Гильберту предстояло пережить полное разочарование. Тридцать один год спустя Курт Гёдель произвел революцию в теории доказательств радикальным отрицательным результатом, от которого до сих пор не оправились математический и физический мир: он доказал, что десятая проблема Гильберта не имеет решения. Во-первых, Гёдель доказал, что любой набор правил вывода, пригодный для корректного обоснования даже доказательств обычной арифметики, никогда не позволит обосновать доказательство своей собственной непротиворечивости. А значит, нечего и надеяться найти доказуемо непротиворечивый набор правил, о котором мечтал Гильберт. Во-вторых, Гёдель доказал, что если какой-то набор правил вывода в некоторой (достаточно обширной) области математики является непротиворечивым (неважно, доказуемо это или нет), то в пределах этой области должны существовать корректные методы доказательства, корректность которых нельзя установить, опираясь на данные правила. Это называется теоремой Гёделя о неполноте. Для доказательства своих теорем Гёдель пользовался замечательным расширением «диагонального аргумента» Кантора, о котором я упоминал в главе 6. Он начал с рассмотрения произвольного непротиворечивого набора правил вывода. Затем он показал, как составить утверждение, которое невозможно ни доказать, ни опровергнуть с помощью этих правил. Затем он доказал, что это высказывание является истинным.
Если бы программа Гильберта сработала, это стало бы плохой новостью для той концепции реальности, которую я выдвигаю в этой книге, поскольку устранило бы необходимость понимания при суждении о математических идеях.

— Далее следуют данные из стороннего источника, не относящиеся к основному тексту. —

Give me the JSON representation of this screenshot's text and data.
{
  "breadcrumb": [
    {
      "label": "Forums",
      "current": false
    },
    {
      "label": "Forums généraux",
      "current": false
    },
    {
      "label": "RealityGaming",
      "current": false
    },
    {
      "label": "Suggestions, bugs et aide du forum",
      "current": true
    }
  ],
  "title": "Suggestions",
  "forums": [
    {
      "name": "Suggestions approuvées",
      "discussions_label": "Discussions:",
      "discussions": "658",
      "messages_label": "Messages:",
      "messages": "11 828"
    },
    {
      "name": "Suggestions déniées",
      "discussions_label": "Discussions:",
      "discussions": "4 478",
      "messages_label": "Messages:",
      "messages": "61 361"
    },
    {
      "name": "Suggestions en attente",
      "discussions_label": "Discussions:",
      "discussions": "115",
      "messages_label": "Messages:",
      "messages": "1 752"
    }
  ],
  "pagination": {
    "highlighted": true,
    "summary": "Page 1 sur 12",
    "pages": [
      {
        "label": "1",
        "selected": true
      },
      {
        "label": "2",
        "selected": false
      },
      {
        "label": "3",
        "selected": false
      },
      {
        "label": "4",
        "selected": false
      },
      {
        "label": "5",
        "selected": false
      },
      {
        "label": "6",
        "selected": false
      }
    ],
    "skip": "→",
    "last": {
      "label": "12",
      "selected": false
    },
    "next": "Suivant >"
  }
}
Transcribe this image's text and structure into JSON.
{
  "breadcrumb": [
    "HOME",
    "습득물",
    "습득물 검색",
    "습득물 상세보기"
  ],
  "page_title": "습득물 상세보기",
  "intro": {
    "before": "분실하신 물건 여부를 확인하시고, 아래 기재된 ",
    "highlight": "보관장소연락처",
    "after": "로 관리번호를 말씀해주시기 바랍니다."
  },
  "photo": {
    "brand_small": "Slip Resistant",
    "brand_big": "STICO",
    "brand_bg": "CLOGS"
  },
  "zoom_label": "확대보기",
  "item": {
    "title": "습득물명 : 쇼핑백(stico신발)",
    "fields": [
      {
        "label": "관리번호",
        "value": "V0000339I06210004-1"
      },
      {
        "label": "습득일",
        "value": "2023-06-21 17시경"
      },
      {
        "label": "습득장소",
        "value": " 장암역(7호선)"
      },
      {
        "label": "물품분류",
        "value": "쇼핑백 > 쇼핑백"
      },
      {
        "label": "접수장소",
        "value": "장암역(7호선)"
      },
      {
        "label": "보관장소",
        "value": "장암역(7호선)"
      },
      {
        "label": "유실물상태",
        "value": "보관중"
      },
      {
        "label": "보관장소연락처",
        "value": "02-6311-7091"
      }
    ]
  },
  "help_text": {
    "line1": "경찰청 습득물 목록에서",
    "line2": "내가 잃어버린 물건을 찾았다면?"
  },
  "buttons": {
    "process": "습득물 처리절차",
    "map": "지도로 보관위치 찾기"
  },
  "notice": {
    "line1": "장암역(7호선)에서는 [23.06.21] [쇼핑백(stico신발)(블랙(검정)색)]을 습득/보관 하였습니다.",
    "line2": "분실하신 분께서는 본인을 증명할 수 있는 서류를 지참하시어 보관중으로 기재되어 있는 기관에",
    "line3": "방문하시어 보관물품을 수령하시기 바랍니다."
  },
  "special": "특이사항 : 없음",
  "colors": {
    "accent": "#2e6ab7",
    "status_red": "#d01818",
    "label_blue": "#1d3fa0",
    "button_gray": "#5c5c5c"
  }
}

Кто угодно – или любой неразумный компьютер, – выучив правила вывода, на которые так надеялся Гильберт, смог бы судить о математических утверждениях, как и самый способный математик, не нуждаясь в математическом озарении или понимании и даже не имея самого отдаленного представления о смысле этих утверждений. Стало бы принципиально возможно делать новые математические открытия, не зная математики вообще, а зная только правила Гильберта. Можно было бы просто проверять все возможные строки букв и математических символов в алфавитном порядке, пока одна из них не прошла бы тест на то, является ли она доказательством или опровержением какого-либо знаменитого недоказанного предположения. В принципе, так можно было бы уладить любой спор в математике, даже не понимая его смысла – даже не зная значения символов, не говоря уж о понимании принципа действия доказательства или того, что оно доказывает, или в чем заключается метод доказательства, или почему на него можно положиться.
Может показаться, что достижение единого стандарта доказательств в математике могло бы, по крайней мере, помочь нам во всеобщем стремлении к объединению – то есть к «углублению» нашего знания, о котором я говорил в главе 1. Однако в действительности все наоборот. Подобно предсказательной «теории всего» в физике, правила Гильберта почти ничего не сказали бы нам о структуре реальности. Они реализовали бы в рамках математики заветную мечту редукционистов – предсказывать все (в принципе), но ничего не объяснять. Более того, если бы математика стала редукционистской, то все нежелательные черты, которые, как я показал в главе 1, отсутствуют в структуре человеческого знания, присутствовали бы в математике: математические идеи образовывали бы иерархию, в основе которой лежали бы правила Гильберта. Математические истины, проверка которых, исходя из этих правил, была бы очень сложна, оказались бы объективно менее фундаментальными, чем те, которые можно было бы немедленно проверить с помощью этих правил. Поскольку мог существовать только конечный набор таких фундаментальных истин, со временем математике пришлось бы заниматься все менее фундаментальными задачами. Математика вполне могла исчерпать себя, будь верна эта зловещая гипотеза. В противном случае она неизбежно распадается на все более загадочные специализации по мере увеличения сложности «эмерджентных» вопросов, которые вынуждены решать математики, и по мере того, как связи между этими вопросами и основаниями предмета становятся все более отдаленными.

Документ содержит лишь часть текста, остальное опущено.